6.2. Unter diesen Umständen überwiegen die Interessen der beklagten Werknutzungsberechtigten an der Veränderung des Logos, handelt es sich dabei doch um einen behutsamen Eingriff in ein Werk geringerer Gestaltungshöhe, der durch Art und Zweck der vertraglich eingeräumten Werknutzung erforderlich geworden ist. Dem Berufungsgericht ist daher zuzustimmen, dass diese Veränderung durch den Ausnahmetatbestand des § 21 Abs 1 zweiter Satz UrhG gedeckt ist und deshalb keiner Zustimmung des Urhebers bedarf.

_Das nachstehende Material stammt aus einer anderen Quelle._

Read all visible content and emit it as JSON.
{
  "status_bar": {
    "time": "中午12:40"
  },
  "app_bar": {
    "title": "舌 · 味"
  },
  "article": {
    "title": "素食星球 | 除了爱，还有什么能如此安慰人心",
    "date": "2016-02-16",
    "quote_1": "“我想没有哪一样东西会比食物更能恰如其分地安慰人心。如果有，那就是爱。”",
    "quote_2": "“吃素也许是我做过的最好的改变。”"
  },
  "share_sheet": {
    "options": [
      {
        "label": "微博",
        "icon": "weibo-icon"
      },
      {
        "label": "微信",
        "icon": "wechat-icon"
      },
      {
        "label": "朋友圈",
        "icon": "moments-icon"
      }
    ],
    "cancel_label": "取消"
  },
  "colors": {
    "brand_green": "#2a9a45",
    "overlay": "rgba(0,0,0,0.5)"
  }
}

Der Revision kann somit kein Erfolg beschieden sein.

6.3. Allgemein gilt: Der Umfang des in § 21 Abs 1 UrhG normierten Änderungsrechts ist im Rahmen einer Abwägung der Interessen zwischen dem Werkschutz als Urheberpersönlichkeitsrecht und dem Gebrauchsinteresse des Nutzungsberechtigten vor allem an Hand der Kriterien der Art und Intensität des Eingriffs, der Gestaltungshöhe des Werks (seines künstlerischen Rangs) und seines konkreten Gebrauchszwecks zu bestimmen. Bei für die Werbung geschaffenen Werken fallen die finanziellen und betriebswirtschaftlichen Interessen der Nutzungsberechtigten besonders ins Gewicht. Sinn und Wesen des benutzten Werks dürfen durch die Änderung jedoch auf keinen Fall entstellt werden.

7. Die Kostenentscheidung beruht auf §§ 41 Abs 1, 50 Abs 1 ZPO.